Le populaire quatuor mené par Frankie Valli (Francis Castelluccio) et ses musiciens - Bob Gaudio, Tommy DeVito et Nick Massi - s'est faufilé dans le monde du rock'n'roll au tournant des années 60 avec des pièces accrocheuses aux paroles relativement simplettes, mais aux harmonies vocales remarquables. De la pop authentique, loin de la musique engagée qui a suivi - Dylan, Jefferson Airplane.

«Il y a eu une courte période durant laquelle le rock'n'roll était anémique, notamment avec le départ d'Elvis, parti faire son service militaire, et la mort de Buddy Holly, estime Des McAnuff. Chuck Berry, Bill Haley, Little Richard, c'était de l'histoire ancienne. Tout ce qui était vraiment emballant avant l'invasion britannique menée par les Beatles et les Stones, c'était The Four Seasons et The Beach Boys.»

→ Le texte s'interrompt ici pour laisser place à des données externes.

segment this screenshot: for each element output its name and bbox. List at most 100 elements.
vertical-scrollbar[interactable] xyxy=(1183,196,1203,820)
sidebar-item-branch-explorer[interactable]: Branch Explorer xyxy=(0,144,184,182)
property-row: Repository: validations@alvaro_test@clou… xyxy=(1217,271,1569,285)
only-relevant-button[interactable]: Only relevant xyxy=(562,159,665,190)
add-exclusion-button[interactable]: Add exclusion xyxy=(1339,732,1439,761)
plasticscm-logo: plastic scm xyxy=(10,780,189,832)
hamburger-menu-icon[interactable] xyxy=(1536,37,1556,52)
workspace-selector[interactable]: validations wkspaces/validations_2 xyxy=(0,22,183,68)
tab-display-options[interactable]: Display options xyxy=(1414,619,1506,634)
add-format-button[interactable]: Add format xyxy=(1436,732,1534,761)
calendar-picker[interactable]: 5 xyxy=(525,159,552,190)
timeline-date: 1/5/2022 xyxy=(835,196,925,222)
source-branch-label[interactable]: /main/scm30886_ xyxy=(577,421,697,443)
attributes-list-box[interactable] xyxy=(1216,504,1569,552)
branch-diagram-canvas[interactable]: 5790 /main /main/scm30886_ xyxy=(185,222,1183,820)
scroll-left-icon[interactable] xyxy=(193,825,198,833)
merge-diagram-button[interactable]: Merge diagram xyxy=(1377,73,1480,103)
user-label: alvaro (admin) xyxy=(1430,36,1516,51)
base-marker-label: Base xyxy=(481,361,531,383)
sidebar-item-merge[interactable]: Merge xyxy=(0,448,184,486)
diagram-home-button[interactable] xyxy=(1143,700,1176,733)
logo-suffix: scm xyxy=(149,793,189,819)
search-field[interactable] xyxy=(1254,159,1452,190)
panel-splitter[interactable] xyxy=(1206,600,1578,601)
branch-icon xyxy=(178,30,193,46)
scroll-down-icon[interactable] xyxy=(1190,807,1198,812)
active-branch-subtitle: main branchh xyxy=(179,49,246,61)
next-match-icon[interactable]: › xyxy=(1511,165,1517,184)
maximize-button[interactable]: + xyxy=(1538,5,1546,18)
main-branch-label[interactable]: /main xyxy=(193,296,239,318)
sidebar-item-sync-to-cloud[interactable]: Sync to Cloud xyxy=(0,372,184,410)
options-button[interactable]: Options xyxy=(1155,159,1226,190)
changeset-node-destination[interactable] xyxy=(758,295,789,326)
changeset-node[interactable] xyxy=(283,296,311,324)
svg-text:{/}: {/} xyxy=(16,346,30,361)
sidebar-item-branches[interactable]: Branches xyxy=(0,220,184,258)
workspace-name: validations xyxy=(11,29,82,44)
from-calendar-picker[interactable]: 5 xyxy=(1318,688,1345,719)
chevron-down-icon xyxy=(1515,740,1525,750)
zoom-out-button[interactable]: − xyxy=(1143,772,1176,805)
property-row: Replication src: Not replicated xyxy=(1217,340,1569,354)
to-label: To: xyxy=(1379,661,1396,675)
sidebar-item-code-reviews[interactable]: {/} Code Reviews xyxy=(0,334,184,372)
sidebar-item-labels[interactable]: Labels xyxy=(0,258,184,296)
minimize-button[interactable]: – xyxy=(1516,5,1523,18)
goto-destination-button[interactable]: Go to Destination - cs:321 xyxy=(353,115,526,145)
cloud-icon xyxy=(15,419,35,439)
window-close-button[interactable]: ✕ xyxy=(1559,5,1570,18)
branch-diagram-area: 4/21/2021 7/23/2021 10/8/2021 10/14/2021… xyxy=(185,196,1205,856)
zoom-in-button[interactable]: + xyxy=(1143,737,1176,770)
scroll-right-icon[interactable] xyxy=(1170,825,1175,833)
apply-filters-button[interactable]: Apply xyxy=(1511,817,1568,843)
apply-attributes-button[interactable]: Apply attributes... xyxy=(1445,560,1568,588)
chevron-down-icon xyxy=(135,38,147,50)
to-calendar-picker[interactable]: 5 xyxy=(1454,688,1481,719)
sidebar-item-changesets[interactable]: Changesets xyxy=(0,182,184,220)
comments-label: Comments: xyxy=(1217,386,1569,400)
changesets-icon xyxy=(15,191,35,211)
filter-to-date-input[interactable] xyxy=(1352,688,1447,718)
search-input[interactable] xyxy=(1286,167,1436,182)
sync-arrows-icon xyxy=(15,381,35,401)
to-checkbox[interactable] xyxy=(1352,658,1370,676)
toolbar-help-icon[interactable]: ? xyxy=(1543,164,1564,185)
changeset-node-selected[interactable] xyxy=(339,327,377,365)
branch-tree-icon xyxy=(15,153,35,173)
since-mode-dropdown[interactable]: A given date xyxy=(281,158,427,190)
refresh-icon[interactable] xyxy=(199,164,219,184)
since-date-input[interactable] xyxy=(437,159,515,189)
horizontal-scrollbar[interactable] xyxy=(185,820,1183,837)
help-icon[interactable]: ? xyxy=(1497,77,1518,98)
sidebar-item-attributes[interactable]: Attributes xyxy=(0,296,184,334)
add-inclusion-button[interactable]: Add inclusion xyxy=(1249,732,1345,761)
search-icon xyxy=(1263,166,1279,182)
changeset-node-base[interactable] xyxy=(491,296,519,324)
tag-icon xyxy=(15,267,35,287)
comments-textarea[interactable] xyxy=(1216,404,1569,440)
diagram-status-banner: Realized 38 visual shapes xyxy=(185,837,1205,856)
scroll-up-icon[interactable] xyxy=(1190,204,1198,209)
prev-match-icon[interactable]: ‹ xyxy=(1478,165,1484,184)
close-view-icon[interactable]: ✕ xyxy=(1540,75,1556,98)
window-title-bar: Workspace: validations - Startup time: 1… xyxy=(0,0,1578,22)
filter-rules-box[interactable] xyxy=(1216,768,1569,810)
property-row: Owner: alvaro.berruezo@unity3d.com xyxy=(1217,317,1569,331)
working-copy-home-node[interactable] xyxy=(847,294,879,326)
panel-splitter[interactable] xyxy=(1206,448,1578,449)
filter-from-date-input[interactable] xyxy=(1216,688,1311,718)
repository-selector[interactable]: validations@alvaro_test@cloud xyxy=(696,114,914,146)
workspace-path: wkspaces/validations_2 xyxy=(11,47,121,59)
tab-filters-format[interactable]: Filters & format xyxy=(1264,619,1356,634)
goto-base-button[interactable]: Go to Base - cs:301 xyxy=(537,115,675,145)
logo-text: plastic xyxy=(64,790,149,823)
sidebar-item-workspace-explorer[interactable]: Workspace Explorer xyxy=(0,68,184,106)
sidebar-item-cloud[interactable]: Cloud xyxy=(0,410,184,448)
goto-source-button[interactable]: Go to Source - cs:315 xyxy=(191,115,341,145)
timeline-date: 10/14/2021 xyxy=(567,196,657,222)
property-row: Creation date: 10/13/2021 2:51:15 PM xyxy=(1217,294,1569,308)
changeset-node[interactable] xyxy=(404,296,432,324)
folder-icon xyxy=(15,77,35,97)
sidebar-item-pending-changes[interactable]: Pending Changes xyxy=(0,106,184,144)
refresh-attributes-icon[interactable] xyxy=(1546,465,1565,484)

Frankie Valli, qui se distinguait par sa voix de tête (falsetto), a commencé à chanter avec les musiciens Nick Massi et Tommy DeVito. Le pianiste et parolier Bob Gaudio a complété le quatuor. C'est sous son impulsion que le groupe a atteint des sommets de popularité. Mais la chute du groupe n'a pas tardé. La sortie d'un album expérimental, le départ de Massi et les dettes de jeux de DeVito ont mené le groupe à sa perte.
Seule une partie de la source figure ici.